Monday, February 6, 2012

Indies v. Old Hands

You can't always tell a book by its, ummm, format.

One of the most interesting emerging markets — emerging in the form of a deluge, that is — is ebooks. Kindle is king, but Amazon’s competitors (Nook, Kobo, etc.) contribute a healthy percentage of global sales, which will probably top a quarter billion units moved this year.

The interesting bit is the number of those units published by absolute independents (indies): content creators as editors, designers and Amazon-partnered media moguls.

That means a lot of dross gets in, but it isn’t all dross. The top-performing indies — Amanda Hocking, J.A. Konrath and Scott Nicholson among others — are completely outperforming the publishing powerhouses.

Traditional publishing is lost at sea with ebooks. They’re pricing them wrong, formatting them poorly and marketing them not at all.

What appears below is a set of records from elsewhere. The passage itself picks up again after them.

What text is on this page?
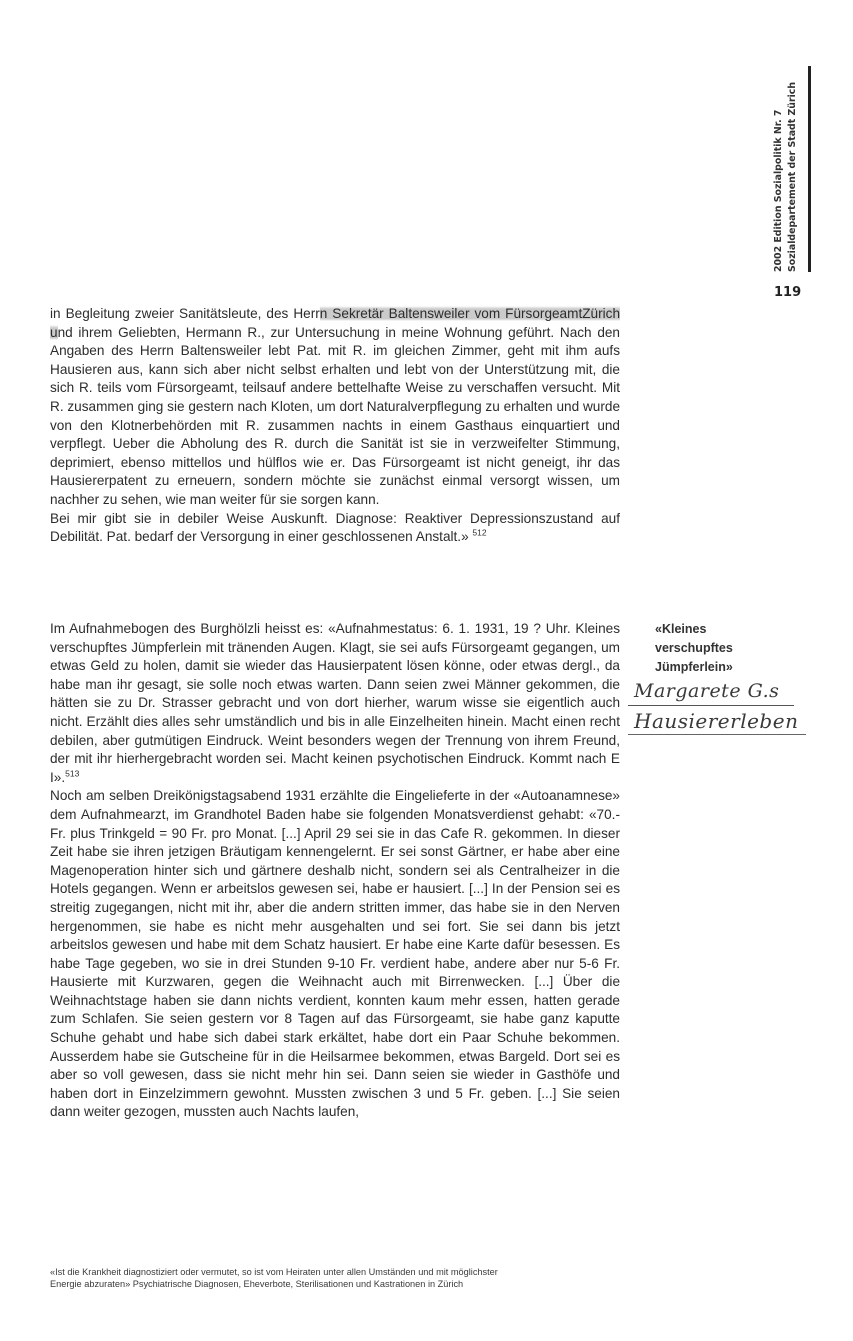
2002 Edition Sozialpolitik Nr. 7 Sozialdepartement der Stadt Zürich
119

in Begleitung zweier Sanitätsleute, des Herrn Sekretär Baltensweiler vom FürsorgeamtZürich und ihrem Geliebten, Hermann R., zur Untersuchung in meine Wohnung geführt. Nach den Angaben des Herrn Baltensweiler lebt Pat. mit R. im gleichen Zimmer, geht mit ihm aufs Hausieren aus, kann sich aber nicht selbst erhalten und lebt von der Unterstützung mit, die sich R. teils vom Fürsorgeamt, teilsauf andere bettelhafte Weise zu verschaffen versucht. Mit R. zusammen ging sie gestern nach Kloten, um dort Naturalverpflegung zu erhalten und wurde von den Klotnerbehörden mit R. zusammen nachts in einem Gasthaus einquartiert und verpflegt. Ueber die Abholung des R. durch die Sanität ist sie in verzweifelter Stimmung, deprimiert, ebenso mittellos und hülflos wie er. Das Fürsorgeamt ist nicht geneigt, ihr das Hausiererpatent zu erneuern, sondern möchte sie zunächst einmal versorgt wissen, um nachher zu sehen, wie man weiter für sie sorgen kann.

Bei mir gibt sie in debiler Weise Auskunft. Diagnose: Reaktiver Depressionszustand auf Debilität. Pat. bedarf der Versorgung in einer geschlossenen Anstalt.» $^{512}$

Im Aufnahmebogen des Burghölzli heisst es: «Aufnahmestatus: 6. 1. 1931, 19 ? Uhr. Kleines verschupftes Jümpferlein mit tränenden Augen. Klagt, sie sei aufs Fürsorgeamt gegangen, um etwas Geld zu holen, damit sie wieder das Hausierpatent lösen könne, oder etwas dergl., da habe man ihr gesagt, sie solle noch etwas warten. Dann seien zwei Männer gekommen, die hätten sie zu Dr. Strasser gebracht und von dort hierher, warum wisse sie eigentlich auch nicht. Erzählt dies alles sehr umständlich und bis in alle Einzelheiten hinein. Macht einen recht debilen, aber gutmütigen Eindruck. Weint besonders wegen der Trennung von ihrem Freund, der mit ihr hierhergebracht worden sei. Macht keinen psychotischen Eindruck. Kommt nach E I».$^{513}$

Noch am selben Dreikönigstagsabend 1931 erzählte die Eingelieferte in der «Autoanamnese» dem Aufnahmearzt, im Grandhotel Baden habe sie folgenden Monatsverdienst gehabt: «70.- Fr. plus Trinkgeld = 90 Fr. pro Monat. [...] April 29 sei sie in das Cafe R. gekommen. In dieser Zeit habe sie ihren jetzigen Bräutigam kennengelernt. Er sei sonst Gärtner, er habe aber eine Magenoperation hinter sich und gärtnere deshalb nicht, sondern sei als Centralheizer in die Hotels gegangen. Wenn er arbeitslos gewesen sei, habe er hausiert. [...] In der Pension sei es streitig zugegangen, nicht mit ihr, aber die andern stritten immer, das habe sie in den Nerven hergenommen, sie habe es nicht mehr ausgehalten und sei fort. Sie sei dann bis jetzt arbeitslos gewesen und habe mit dem Schatz hausiert. Er habe eine Karte dafür besessen. Es habe Tage gegeben, wo sie in drei Stunden 9-10 Fr. verdient habe, andere aber nur 5-6 Fr. Hausierte mit Kurzwaren, gegen die Weihnacht auch mit Birrenwecken. [...] Über die Weihnachtstage haben sie dann nichts verdient, konnten kaum mehr essen, hatten gerade zum Schlafen. Sie seien gestern vor 8 Tagen auf das Fürsorgeamt, sie habe ganz kaputte Schuhe gehabt und habe sich dabei stark erkältet, habe dort ein Paar Schuhe bekommen. Ausserdem habe sie Gutscheine für in die Heilsarmee bekommen, etwas Bargeld. Dort sei es aber so voll gewesen, dass sie nicht mehr hin sei. Dann seien sie wieder in Gasthöfe und haben dort in Einzelzimmern gewohnt. Mussten zwischen 3 und 5 Fr. geben. [...] Sie seien dann weiter gezogen, mussten auch Nachts laufen,

«Kleines
verschupftes
Jümpferlein»
Margarete G.s
Hausiererleben

«Ist die Krankheit diagnostiziert oder vermutet, so ist vom Heiraten unter allen Umständen und mit möglichster

Energie abzuraten» Psychiatrische Diagnosen, Eheverbote, Sterilisationen und Kastrationen in Zürich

The best indies have mastered formatting, have found the sweet spot of pricing (.99 to 4.99), and are marketing like the self-interested creative types they are.

And they're cleaning up.

What comes next will be driven by technology, by the inventiveness of indies and by whether or not the traditionals get competitive. They could crush the indies if they simply dumped their entire backlists into the .99 e-bin.

Conversely, indies will probably better ride the next wave of innovation. The potentials are limitless. F'rinstance, since most ebooks are read on tablets, what’s stopping publishers from inserting video into ebooks?

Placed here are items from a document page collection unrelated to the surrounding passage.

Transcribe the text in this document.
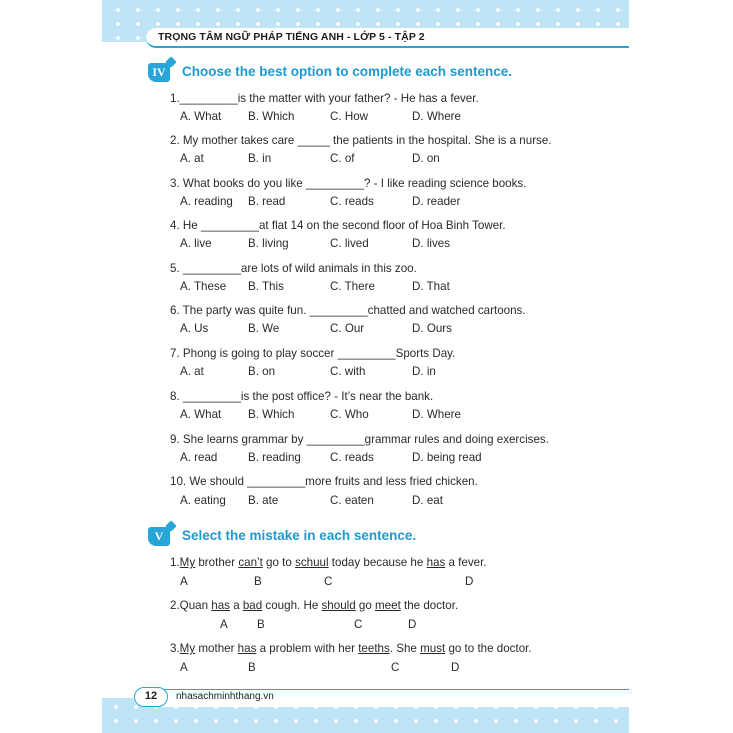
TRỌNG TÂM NGỮ PHÁP TIẾNG ANH - LỚP 5 - TẬP 2
IV	Choose the best option to complete each sentence.
1._________is the matter with your father? - He has a fever.
A. What B. Which	C. How	D. Where
2. My mother takes care _____ the patients in the hospital. She is a nurse.
A. at	B. in	C. of	D. on
3. What books do you like _________? - I like reading science books.
A. reading B. read	C. reads	D. reader
4. He _________at flat 14 on the second floor of Hoa Binh Tower.
A. live	B. living	C. lived	D. lives
5. _________are lots of wild animals in this zoo.
A. These B. This	C. There	D. That
6. The party was quite fun. _________chatted and watched cartoons.
A. Us	B. We	C. Our	D. Ours
7. Phong is going to play soccer _________Sports Day.
A. at	B. on	C. with	D. in
8. _________is the post office? - It’s near the bank.
A. What B. Which	C. Who	D. Where
9. She learns grammar by _________grammar rules and doing exercises.
A. read	B. reading	C. reads	D. being read
10. We should _________more fruits and less fried chicken.
A. eating B. ate	C. eaten	D. eat
V	Select the mistake in each sentence.
1.My brother can’t go to schuul today because he has a fever.
A	B	C	D
2.Quan has a bad cough. He should go meet the doctor.
A	B	C	D
3.My mother has a problem with her teeths. She must go to the doctor.
A	B	C	D
12	nhasachminhthang.vn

And who sounds more likely to try that? The indie or the old hand?

The C4:
  1. Ebook sales are huge and growing, with over 115,000,000 units sold by Amazon alone last year. 
  2. Direct electronic publishing technology means we're all potential ebook sellers. 
  3. The market is straining under this flood.
  4. Motivated independents are seizing their opportunities and outperforming all competition — including the powerhouse New York book publishers.